Lorsque l'on tourne le dos à cette plaine on aperçoit de vastes incendies. Les craquements et les cris se perdent et l'annonce solitaire d'un clairon anime ces arbres morts.

Aux quatre points cardinaux la nuit se lève et tous les grands animaux s'endorment douloureusement. Les routes et les maisons s'éclairent. C'est un grand paysage qui disparaît.

Les plus humbles regards des enfants maltraités donnent à ces jeux une langueur repoussante. Les plus petits se sauvent et chaque souci devient un espoir sans bornes. Vieillesses des maladies inventées pouvez-vous lutter sans cesse ? Quatre des plus héroïques sentiments et toute la troupe des désirs repoussés pâlissent et perdent un sang épais. Courage auxiliaire des troupeaux empestés, union des lamentations montagnardes, torrents des malédictions salutaires. C'était une perpétuelle succession, la circulation saccadée des aurores et le circuît sensationnel des lentes rougeurs.

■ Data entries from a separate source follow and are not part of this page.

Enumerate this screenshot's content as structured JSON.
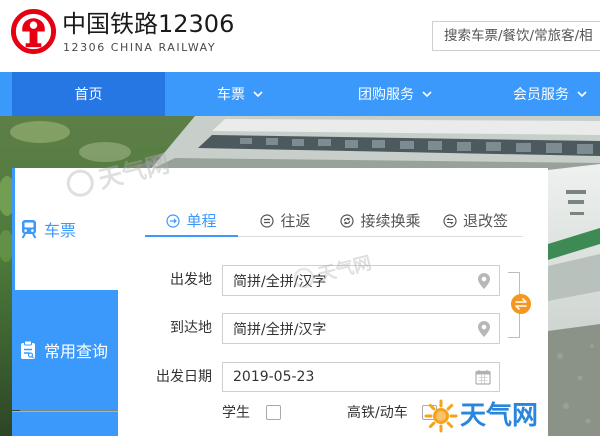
{
  "colors": {
    "brand_red": "#e60012",
    "nav_bg": "#3b99fc",
    "nav_active_bg": "#2676e3",
    "accent_blue": "#3b99fc",
    "swap_orange": "#f5961e",
    "watermark_blue": "#2a86dc"
  },
  "header": {
    "logo_icon": "china-railway-logo-icon",
    "brand_title": "中国铁路12306",
    "brand_subtitle": "12306 CHINA RAILWAY",
    "search": {
      "placeholder": "搜索车票/餐饮/常旅客/相"
    }
  },
  "nav": {
    "dropdown_icon": "chevron-down-icon",
    "items": [
      {
        "label": "首页",
        "active": true,
        "has_dropdown": false
      },
      {
        "label": "车票",
        "active": false,
        "has_dropdown": true
      },
      {
        "label": "团购服务",
        "active": false,
        "has_dropdown": true
      },
      {
        "label": "会员服务",
        "active": false,
        "has_dropdown": true
      }
    ]
  },
  "side_tabs": [
    {
      "label": "车票",
      "icon": "train-icon",
      "active": true
    },
    {
      "label": "常用查询",
      "icon": "clipboard-icon",
      "active": false
    }
  ],
  "ticket_tabs": [
    {
      "label": "单程",
      "icon": "one-way-circle-icon",
      "active": true
    },
    {
      "label": "往返",
      "icon": "round-trip-circle-icon",
      "active": false
    },
    {
      "label": "接续换乘",
      "icon": "transfer-circle-icon",
      "active": false
    },
    {
      "label": "退改签",
      "icon": "refund-circle-icon",
      "active": false
    }
  ],
  "form": {
    "from": {
      "label": "出发地",
      "value": "简拼/全拼/汉字",
      "icon": "location-pin-icon"
    },
    "to": {
      "label": "到达地",
      "value": "简拼/全拼/汉字",
      "icon": "location-pin-icon"
    },
    "swap_icon": "swap-arrows-icon",
    "date": {
      "label": "出发日期",
      "value": "2019-05-23",
      "icon": "calendar-icon"
    },
    "student": {
      "label": "学生",
      "checked": false
    },
    "high_speed": {
      "label": "高铁/动车",
      "checked": false
    }
  },
  "watermark": {
    "text": "天气网",
    "icon": "sun-icon"
  }
}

Dans un verre plein d'un liquide grenat un intense bouillonnement créait des fusées blanches qui retombaient en rideaux brumeux. Les hommes aux yeux éteints s'approchaient et lisaient leur destin dans les vitres dépolies des habitations économiques. Ils voyaient les mains potelées des marchandes de sensations habituelles et toujours au même endroit les animaux abrutis et dévoués.

Et cette ardeur lourde qui vers deux heures de l'après-midi passe près des ponts normaux, s'appuyait lentement sur les parapets. Les nuages sentimentaux accouraient. C'était l'heure exacte et prévue.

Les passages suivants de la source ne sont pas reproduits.